"Once a woman asked me whether I planned to breast-feed my baby, so I asked her whether she shaved her vagina. Oh, I'm sorry, you don't like personal, none-of-your-business questions?"
"And then there was my husband. My sweet, wonderful, and loving soul mate of a man, who, I successfully convinced myself, might actually be able to give me the only child on earth I'd ever be able to tolerate. Our very best qualities would merge and result in a baby who would change my view on all young people across the land. there must have been something primal about my attraction to him. It was all meant to be, I thought. But, suddenly, this man I'd picked transformed into the most irritating creature I'd ever laid eyes on."
"My husband manages to 'sleep through' our hungry infant every night. Last night I pulled all the covers off of him, threw them on the floor, and slammed the door on my way out. He didn't sleep through that."
"There is no favoritism in this family.... Today I can't stand all of my kids equally."
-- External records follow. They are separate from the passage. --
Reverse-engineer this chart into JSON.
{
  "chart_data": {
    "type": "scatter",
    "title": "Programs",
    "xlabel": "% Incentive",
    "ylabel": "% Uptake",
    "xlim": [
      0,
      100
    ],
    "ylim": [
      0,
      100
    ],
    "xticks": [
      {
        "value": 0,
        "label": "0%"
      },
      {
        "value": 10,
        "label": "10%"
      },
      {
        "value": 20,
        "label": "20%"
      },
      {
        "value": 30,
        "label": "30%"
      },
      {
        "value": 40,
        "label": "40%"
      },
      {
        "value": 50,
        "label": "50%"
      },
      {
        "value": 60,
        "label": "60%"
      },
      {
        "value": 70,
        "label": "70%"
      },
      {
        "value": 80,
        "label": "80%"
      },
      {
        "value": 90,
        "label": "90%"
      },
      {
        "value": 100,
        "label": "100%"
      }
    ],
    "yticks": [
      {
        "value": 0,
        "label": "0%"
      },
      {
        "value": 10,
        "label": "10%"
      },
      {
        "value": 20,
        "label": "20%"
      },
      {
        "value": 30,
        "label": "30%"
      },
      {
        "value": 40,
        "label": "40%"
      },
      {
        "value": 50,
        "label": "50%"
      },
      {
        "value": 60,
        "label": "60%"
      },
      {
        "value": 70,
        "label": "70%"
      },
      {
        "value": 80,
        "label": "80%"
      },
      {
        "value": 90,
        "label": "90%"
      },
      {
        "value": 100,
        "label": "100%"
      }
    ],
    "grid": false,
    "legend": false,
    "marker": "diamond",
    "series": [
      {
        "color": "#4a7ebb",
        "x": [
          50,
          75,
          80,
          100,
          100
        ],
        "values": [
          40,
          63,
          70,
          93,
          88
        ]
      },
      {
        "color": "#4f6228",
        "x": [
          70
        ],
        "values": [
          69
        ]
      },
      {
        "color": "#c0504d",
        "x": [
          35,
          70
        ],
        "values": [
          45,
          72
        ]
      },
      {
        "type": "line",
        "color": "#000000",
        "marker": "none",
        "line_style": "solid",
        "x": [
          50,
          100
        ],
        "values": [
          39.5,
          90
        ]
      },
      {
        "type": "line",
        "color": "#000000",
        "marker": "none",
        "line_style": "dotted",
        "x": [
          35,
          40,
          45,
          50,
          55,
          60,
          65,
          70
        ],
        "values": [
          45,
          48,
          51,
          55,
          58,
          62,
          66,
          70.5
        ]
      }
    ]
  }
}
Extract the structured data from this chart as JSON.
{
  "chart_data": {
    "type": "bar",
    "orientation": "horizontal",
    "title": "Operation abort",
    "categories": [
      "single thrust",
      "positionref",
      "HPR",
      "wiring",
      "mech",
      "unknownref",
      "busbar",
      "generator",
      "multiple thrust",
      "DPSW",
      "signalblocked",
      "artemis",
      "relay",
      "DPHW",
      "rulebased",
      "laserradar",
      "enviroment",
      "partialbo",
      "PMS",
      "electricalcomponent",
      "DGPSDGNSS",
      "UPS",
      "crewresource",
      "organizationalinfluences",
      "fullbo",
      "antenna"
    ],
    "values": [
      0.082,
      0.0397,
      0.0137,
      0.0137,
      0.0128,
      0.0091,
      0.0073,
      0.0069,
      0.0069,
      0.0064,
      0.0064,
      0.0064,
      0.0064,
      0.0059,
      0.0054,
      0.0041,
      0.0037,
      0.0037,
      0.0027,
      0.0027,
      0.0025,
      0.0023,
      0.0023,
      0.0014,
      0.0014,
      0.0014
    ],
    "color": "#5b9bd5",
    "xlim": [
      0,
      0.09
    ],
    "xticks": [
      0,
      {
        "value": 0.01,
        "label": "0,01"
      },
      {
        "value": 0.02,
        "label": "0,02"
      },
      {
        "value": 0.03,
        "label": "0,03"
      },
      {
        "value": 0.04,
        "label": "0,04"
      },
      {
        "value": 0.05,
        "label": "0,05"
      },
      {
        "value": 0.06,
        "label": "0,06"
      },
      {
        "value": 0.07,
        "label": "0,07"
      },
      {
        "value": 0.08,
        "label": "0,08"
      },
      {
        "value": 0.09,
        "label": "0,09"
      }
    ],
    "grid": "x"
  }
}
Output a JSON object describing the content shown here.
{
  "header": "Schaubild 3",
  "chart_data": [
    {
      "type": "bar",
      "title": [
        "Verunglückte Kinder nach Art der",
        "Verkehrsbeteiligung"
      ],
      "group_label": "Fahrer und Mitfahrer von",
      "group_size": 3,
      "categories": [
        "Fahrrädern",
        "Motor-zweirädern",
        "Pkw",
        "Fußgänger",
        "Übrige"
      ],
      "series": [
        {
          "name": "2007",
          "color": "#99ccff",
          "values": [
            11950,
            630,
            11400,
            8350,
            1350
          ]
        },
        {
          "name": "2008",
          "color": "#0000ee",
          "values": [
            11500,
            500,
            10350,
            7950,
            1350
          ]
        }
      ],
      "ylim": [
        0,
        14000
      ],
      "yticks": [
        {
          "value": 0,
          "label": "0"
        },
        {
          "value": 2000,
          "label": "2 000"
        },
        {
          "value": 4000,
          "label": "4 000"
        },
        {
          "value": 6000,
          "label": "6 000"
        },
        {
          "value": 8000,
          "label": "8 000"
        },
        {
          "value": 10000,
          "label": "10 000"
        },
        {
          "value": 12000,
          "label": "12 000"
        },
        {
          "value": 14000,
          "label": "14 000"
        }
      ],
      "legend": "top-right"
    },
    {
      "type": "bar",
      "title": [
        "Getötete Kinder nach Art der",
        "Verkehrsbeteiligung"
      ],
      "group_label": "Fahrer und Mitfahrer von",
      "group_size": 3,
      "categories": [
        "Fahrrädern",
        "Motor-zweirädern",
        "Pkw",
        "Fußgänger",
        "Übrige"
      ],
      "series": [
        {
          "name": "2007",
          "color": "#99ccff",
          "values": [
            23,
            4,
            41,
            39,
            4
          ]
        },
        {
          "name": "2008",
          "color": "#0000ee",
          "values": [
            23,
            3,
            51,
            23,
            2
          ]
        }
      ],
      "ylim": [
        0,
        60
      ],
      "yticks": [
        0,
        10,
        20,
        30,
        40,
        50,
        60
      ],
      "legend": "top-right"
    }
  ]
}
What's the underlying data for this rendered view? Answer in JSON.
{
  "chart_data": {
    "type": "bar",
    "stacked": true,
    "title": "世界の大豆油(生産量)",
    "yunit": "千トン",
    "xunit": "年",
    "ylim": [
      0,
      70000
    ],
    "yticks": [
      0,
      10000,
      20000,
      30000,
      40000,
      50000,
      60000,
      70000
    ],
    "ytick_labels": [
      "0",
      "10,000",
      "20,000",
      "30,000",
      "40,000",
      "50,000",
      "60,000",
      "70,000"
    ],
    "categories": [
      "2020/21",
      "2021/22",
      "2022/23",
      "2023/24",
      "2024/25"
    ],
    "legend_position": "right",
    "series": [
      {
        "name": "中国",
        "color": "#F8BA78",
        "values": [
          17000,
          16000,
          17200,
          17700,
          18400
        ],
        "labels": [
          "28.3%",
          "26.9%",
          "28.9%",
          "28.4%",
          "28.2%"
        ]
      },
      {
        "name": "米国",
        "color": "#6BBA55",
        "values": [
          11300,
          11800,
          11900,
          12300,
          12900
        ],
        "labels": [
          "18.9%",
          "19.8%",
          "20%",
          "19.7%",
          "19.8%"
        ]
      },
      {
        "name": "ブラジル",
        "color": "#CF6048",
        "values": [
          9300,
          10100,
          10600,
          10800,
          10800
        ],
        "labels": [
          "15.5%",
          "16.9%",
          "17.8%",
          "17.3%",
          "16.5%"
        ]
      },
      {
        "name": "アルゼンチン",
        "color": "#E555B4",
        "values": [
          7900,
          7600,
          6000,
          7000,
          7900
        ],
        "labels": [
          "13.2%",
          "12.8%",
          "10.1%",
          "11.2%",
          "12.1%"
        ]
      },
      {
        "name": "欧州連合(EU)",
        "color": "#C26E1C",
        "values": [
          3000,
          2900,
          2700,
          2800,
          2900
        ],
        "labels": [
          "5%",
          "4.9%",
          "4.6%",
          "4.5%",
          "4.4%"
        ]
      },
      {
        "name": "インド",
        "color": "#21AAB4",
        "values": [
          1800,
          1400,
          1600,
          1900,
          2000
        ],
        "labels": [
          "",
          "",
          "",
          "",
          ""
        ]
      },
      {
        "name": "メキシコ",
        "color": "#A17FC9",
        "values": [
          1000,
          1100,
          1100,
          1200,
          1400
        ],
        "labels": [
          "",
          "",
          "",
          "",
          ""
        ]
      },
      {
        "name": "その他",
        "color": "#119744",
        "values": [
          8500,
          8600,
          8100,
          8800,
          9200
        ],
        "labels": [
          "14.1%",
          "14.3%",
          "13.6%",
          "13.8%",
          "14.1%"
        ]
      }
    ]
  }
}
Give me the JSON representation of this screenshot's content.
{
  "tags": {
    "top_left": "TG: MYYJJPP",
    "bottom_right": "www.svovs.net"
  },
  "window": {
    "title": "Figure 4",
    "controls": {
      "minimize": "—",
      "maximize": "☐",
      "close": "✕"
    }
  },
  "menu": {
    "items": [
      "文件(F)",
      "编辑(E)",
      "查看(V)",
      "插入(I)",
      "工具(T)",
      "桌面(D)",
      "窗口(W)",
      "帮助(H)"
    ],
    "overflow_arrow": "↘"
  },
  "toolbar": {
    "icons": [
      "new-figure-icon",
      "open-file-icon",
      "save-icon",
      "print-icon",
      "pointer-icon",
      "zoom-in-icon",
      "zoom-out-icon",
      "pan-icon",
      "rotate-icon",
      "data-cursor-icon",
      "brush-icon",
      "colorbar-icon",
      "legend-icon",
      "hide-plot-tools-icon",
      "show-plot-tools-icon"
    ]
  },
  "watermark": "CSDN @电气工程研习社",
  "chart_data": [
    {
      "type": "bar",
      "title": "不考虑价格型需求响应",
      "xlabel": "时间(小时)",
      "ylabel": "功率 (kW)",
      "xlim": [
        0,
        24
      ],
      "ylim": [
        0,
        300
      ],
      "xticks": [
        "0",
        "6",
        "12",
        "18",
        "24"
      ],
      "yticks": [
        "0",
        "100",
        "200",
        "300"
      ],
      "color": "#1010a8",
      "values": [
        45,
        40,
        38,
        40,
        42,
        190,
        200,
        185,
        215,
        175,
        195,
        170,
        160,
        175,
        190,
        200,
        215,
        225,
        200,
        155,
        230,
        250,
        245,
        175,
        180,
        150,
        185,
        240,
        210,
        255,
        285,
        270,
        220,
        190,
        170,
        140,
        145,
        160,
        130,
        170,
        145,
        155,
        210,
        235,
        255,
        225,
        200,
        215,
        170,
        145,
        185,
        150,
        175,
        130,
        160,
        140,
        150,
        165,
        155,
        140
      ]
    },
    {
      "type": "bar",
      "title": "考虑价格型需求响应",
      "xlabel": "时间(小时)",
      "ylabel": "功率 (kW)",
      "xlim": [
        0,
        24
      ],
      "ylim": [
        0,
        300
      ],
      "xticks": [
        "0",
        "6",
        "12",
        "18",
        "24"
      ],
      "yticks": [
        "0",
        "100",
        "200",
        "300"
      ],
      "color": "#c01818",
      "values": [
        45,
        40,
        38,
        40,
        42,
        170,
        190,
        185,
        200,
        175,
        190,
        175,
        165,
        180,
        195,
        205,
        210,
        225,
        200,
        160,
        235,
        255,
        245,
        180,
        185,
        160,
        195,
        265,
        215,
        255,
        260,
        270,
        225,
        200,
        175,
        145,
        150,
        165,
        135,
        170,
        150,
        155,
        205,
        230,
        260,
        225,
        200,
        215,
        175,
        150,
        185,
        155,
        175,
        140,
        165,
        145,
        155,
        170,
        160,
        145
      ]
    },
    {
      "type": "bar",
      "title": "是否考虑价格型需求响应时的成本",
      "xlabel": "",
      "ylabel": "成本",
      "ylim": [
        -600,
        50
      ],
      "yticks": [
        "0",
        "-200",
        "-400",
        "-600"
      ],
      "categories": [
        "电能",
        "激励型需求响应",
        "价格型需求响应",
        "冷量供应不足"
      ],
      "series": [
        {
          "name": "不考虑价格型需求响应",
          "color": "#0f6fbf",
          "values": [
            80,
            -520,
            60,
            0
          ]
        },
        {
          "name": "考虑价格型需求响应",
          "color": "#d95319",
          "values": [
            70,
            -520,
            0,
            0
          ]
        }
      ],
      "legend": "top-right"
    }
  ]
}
"No matter how old you are, no matter how badass you think you are, if a toddler hands you his ringing toy phone, you f***ing answer it"
"You know it's bad when the baby tries to nurse a fat roll instead of a boob."
"My son has a poopy diaper. I just sent him upstairs and told him to sit on DH's face. Serves my husband right for sleeping so late."
"I put twenty boxes of condoms on my baby registry. No one found it as funny as I did."